Call to end meter project

2009-07-22 00:00

MEMBERS of the South African Municipal Workers’ Union (Samwu) marched through the streets to the Pietermaritzburg City Hall yesterday to hand-deliver a memorandum outlining their grievances.

Reading out the memorandum to Msunduzi Mayor Zanele Hlatshwayo and municipal manager Rob Haswell, Samwu shop steward Themba Lyons called for the cessation of privatisation and outsourcing, saying it would put people out of their jobs.

He said they were disturbed to read about the municipality’s new high-tech water and electricity meter reading system in the media and called for it to be stopped.

Lyons said Samwu was calling for effective service delivery in all areas.

“Service delivery must be equal in all communities. Current fire services only cater for whites and Indians, not people in the townships,” he said.

Lyons said Samwu was against the casualisation of labour and said all temporary employees must be hired on a full-time basis.

He said the suspension of firefighter Mbulelo Majola was unjust and demanded his immediate re-instatement coupled with full pay. He said that Majola, who is also a shop steward, was being victimised and this did not sit well with Samwu.

Majola was suspended almost two weeks ago by then acting municipal manager Kevin Perumal for inciting staff.

Sources told The Witness that Majola’s only crime was that he requested that the fire fleet be upgraded and urged for additional fire stations to be set up in areas such as Northdale and Edendale. The W itness has learnt that Samwu was meant to have been consulted prior to the suspension, but this was not done.

Lyons said the municipality needs to stop protecting non-performing managers.

“When we are perceived to be in the wrong, we are quick to be suspended, but managers who are actually in the wrong … are protected,” he said.

Lyons said Majola’s suspension has brought the municipality into disrepute and those responsible must be suspended immediately.

He said Samwu was against favouritism, discrimination and racism and said locals should not be overlooked for positions in favour of those residing outside the city.

Lyons said they were told to expect a six percent pay increase and this was unacceptable.

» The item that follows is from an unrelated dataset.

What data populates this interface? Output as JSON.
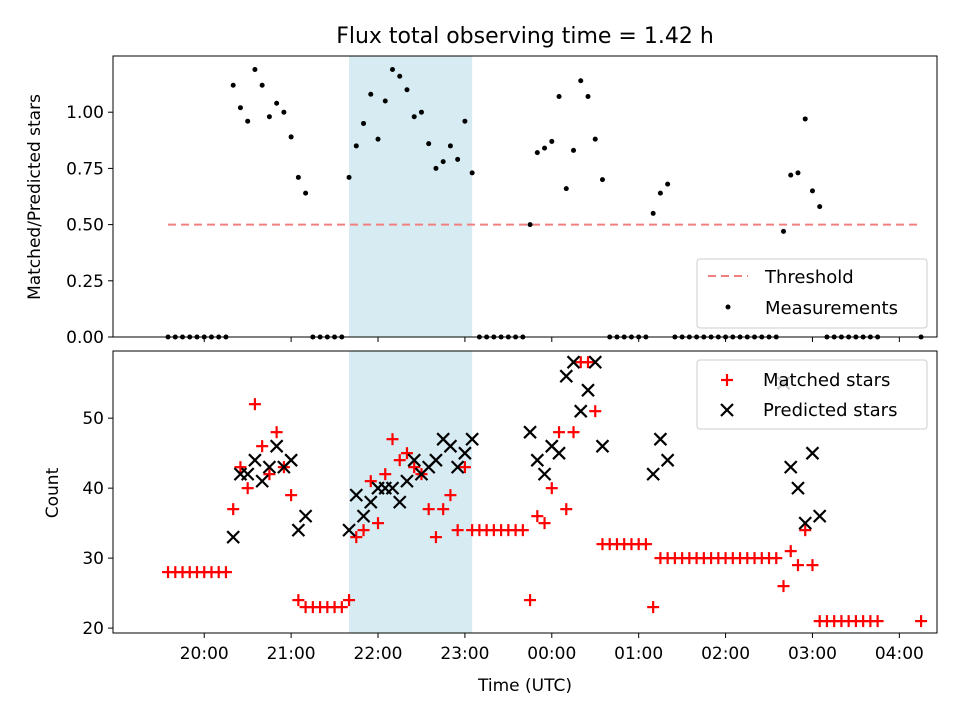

“Workers can’t afford decent housing with the salaries they get. It’s difficult to be productive at work when you’ve slept in a tent all night,” he said.

Hlatshwayo said the municipality had budgeted for a 12% pay increase, but this would be discussed once council recess ends.

She urged the crowd to bring their issues to the labour forum in order for them to be resolved. She said those whose services would no longer be required to read meters would not lose their jobs, but would be redeployed.